Big data users invariably dismiss this 250 MB level as miniscule, and it is. But there are two areas why this makes sense.
- First - Migrate the featurephone base to Smartphones and Share Everything Plans. The Share Everything plan is now the only postpaid plan vehicle to migrate customers off legacy voice-centric plans (e.g., America's Choice - remember that?). The new data-centric plan is also inexplicably linked to smartphone penetration. Since 1Q2013, an Share Everything plan slide has been every quarterly earnings presentation deck.
In 2Q 2013
In 3Q 2013
Verizon Wireless wants steeper curves on smartphone penetration and postpaid Share Everything account migration. Here are the illustrative results since 3Q 2012.
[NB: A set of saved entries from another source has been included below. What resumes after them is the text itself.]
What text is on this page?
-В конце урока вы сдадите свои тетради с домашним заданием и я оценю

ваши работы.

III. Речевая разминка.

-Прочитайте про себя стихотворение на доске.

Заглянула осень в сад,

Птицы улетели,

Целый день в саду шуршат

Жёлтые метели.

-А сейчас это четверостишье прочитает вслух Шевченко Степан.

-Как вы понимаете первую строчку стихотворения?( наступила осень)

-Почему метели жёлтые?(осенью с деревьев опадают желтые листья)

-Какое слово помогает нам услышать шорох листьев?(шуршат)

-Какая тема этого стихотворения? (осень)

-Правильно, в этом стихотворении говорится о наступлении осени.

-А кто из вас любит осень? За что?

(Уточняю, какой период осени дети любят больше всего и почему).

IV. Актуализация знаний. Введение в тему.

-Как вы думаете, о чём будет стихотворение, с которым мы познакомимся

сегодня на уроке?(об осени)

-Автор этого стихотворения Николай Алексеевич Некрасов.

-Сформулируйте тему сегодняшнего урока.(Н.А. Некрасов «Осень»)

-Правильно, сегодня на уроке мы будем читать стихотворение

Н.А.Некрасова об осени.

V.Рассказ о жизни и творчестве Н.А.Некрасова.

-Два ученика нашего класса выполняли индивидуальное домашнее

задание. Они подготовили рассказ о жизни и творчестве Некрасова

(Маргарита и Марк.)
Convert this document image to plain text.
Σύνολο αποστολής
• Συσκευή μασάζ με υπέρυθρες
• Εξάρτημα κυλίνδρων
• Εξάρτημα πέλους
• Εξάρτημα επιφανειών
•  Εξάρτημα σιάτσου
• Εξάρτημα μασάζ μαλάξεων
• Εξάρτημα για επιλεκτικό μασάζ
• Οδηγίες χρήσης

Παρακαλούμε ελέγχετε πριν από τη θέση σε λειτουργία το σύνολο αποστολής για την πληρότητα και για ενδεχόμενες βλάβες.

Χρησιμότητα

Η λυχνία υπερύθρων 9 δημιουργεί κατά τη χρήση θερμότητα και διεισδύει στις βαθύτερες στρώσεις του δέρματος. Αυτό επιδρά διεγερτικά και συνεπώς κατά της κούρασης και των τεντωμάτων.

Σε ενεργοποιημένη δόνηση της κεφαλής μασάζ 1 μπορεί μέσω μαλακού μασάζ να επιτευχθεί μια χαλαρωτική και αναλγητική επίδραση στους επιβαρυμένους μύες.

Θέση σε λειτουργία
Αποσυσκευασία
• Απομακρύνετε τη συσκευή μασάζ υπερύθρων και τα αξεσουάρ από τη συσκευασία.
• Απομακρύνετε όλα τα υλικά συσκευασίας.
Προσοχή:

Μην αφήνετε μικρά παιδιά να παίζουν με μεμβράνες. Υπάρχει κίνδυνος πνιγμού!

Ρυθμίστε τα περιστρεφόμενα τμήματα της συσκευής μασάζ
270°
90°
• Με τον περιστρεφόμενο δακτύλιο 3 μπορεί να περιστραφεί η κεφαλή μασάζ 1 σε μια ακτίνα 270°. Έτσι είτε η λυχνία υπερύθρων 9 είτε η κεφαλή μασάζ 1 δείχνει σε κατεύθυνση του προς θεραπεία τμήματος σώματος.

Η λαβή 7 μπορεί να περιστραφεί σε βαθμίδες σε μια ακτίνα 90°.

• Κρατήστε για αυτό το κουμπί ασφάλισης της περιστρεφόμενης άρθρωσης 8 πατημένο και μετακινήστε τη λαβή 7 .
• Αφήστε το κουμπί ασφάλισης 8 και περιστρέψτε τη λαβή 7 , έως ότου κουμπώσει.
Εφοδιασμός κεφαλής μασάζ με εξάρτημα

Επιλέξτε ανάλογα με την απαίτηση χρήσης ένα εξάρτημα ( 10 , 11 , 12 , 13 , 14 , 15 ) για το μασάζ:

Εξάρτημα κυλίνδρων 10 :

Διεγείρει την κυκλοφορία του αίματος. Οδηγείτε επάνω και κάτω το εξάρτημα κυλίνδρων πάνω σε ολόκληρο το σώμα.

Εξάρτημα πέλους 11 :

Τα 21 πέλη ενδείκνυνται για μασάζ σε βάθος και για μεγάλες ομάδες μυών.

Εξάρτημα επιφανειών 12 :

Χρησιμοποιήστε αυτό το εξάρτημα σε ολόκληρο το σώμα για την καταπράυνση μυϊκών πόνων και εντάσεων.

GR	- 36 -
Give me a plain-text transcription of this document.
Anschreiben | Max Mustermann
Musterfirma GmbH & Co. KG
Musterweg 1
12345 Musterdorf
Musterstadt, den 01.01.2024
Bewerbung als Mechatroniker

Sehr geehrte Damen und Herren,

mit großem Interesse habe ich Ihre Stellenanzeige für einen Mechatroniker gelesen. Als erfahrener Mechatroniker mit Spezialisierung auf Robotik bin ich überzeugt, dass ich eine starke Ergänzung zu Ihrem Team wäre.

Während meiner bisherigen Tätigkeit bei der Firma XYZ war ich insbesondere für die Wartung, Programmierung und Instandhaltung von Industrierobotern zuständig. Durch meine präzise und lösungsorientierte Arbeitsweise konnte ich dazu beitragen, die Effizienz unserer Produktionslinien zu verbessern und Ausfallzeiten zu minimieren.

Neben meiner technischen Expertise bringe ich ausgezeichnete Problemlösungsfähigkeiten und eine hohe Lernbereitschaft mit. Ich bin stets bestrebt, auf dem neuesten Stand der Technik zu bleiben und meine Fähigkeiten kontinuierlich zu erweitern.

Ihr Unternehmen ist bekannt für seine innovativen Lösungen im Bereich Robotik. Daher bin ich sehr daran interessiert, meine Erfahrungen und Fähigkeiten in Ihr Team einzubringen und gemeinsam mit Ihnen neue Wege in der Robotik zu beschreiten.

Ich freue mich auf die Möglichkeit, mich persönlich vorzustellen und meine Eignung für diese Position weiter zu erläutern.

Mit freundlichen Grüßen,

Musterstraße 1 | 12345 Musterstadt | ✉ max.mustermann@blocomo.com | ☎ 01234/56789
Since 4Q 2013 earnings is around the corner, it's likely to assume that smartphone penetration should cross 70% given the company's track record. We can also safely assume that once Verizon Wireless nears the 100% Share Everything plan goal, there will be another more important growth slide to take its place.
- Second - Provide a lower price point for featurephone users to convert to data. Previously, the lowest data price point was at $40 and provided 500 MB. Logically and in sales positioning, $20 and 250 MB is half. While veteran smartphone users cringe at the low data level, Verizon Wireless is betting that once a non-data user starts to use data, they will get hooked and move up subsequent next tiers. Increasing data usage is closely linked with helping increase Verizon Wireless' average revenue per account (ARPA) metric.
Some may believe that this is Verizon Wireless' action against AT&T revamping its Mobile Share plans back in December 2013. When laid out, we find that the new plan is in fact less competitive to AT&T. AT&T still has the advantage for Verizon Wireless switchers at the low data levels. Given the above logic, the new $20/250 MB level will not get featurephone switchers. Those who are making the smartphone jump are likely to have explored T-Mobile or Sprint.
Still Verizon Wireless' opportunity may be in the existing range of data bucket choices with more price points and advantage in addressing the small business and high data use consumer accounts.
Looking ahead, if history repeats itself, Verizon and AT&T users will start getting a handle of monthly data consumption and adjust accordingly. Once that happens, the number of data levels should shrink and (ideally for customers) price points will decrease.